Hanasaki ikut mengangguk kata-kata Nishikawa.

“Aku juga tidak masalah. Meski sedikit terkejut, tapi kamu bertindak begitu karena pertimbangan Enami-san. Kurasa kamu tidak perlu terlalu banyak meminta maaf segala”

Aku lega karena mereka berdua tidak terlihat marah. Mereka mungkin memiliki beberapa perasaan batin, tapi hal tersebut tidak berada pada tingkat yang akan merusak hubungan kita.

“Aku benar-benar minta maaf! Aku takkan membiarkan hal seperti itu terjadi lagi. … .. Ngomong-ngomong, apa Enami-san merasa marah pada kalian setelah itu? ”

Nishikawa dan Hanasaki saling memandang.

“Aku juga tidak yakin tentang itu.”

Wajah Hanasaki sedikit bingung.

“Betul sekali. Risa-chan pergi setelah itu juga. ”

“Eh?”

Jadi itulah yang terjadi. Tapi jika memang begitu, bukannya itu berarti dia marah?

Seolah-olah bisa merasakan pertanyaanku, Nishikawa segera menjawab.

“Menurutku dia tidak marah padamu. Aku tahu karena aku banyak berbicara dengannya. Saat dia marah, alisnya lebih berkerut dan dia mendecakkan lidahnya dengan lebih terus terang.”

“Mendecakkan lidah ……”

Aku bisa dengan mudah membayangkan Enami-san yang seperti itu.

“Tapi dia tidak melakukan itu. Risa-chan sedang memikirkan sesuatu setelah itu. Kemudian tiba-tiba bangkit dari kursinya seolah sedang terburu-buru. Dia meninggalkan tas dan ponselnya begitu saja.” Lanjut Nishikawa.

“……Apa maksudnya itu?”

Aku tidak paham sama sekali.

“Justru aku yang harus bilang begitu! Aku mengantarkan tas dan ponselnya ke rumah Risa-chan, tapi meski begitu, dia hanya menjawab dengan 'ah’ atau sesuatu seperti itu, seakan-akan dia memikirkan hal lain sepanjang waktu.”

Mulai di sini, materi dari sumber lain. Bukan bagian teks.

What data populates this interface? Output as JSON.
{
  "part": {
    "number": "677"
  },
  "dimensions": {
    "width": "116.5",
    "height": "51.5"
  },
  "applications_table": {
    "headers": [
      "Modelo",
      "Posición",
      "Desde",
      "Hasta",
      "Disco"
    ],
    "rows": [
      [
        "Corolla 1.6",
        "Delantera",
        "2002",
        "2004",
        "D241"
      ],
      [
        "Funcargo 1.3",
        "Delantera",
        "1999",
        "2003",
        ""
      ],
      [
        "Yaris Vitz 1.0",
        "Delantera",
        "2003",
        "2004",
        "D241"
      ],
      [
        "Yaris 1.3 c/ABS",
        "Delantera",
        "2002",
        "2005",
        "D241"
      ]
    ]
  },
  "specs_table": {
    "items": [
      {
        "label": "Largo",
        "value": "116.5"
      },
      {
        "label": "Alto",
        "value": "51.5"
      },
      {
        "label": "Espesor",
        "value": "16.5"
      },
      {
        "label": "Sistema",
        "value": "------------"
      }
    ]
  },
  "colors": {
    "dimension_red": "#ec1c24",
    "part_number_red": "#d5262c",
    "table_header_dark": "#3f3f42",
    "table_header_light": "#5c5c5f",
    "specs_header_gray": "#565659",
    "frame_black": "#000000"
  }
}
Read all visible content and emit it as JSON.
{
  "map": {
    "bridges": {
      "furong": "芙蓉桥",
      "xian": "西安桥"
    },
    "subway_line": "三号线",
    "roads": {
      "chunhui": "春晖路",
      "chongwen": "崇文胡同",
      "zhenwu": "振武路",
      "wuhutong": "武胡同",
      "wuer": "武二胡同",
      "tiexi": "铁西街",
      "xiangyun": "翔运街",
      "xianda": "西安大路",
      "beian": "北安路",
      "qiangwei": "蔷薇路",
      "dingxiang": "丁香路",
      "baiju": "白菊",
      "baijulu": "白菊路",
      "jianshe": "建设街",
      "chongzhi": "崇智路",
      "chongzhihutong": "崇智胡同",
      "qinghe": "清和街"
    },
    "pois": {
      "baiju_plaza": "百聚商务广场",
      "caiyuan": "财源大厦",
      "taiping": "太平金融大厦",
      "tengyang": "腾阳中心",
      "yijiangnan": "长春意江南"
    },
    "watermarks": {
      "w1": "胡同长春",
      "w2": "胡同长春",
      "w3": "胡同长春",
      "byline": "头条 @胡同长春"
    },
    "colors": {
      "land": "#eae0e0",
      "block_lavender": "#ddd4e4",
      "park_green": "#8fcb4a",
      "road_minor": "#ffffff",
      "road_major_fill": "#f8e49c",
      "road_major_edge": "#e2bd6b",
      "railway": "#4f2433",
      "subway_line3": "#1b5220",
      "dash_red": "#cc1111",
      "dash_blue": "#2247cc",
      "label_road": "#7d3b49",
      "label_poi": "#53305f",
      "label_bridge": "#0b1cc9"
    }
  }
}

Misteri yang ada jadi semakin dalam. Aku pikir dia cuma marah, tapi mungkin ada sesuatu yang mengganjal hatinya dan mendorong perubahan sikapnya.

“Dan ketika aku datang ke sekolah hari ini, aku langsung dihadapkan pemandangan ini… Dia datang tepat waktu, mengikuti pelajaran dengan serius,  menjawab pertanyaan guru dengan serius, dan aku tidak tahu apa yang sedang terjadi!” ujar Nishikawa dengan nada kebingungan.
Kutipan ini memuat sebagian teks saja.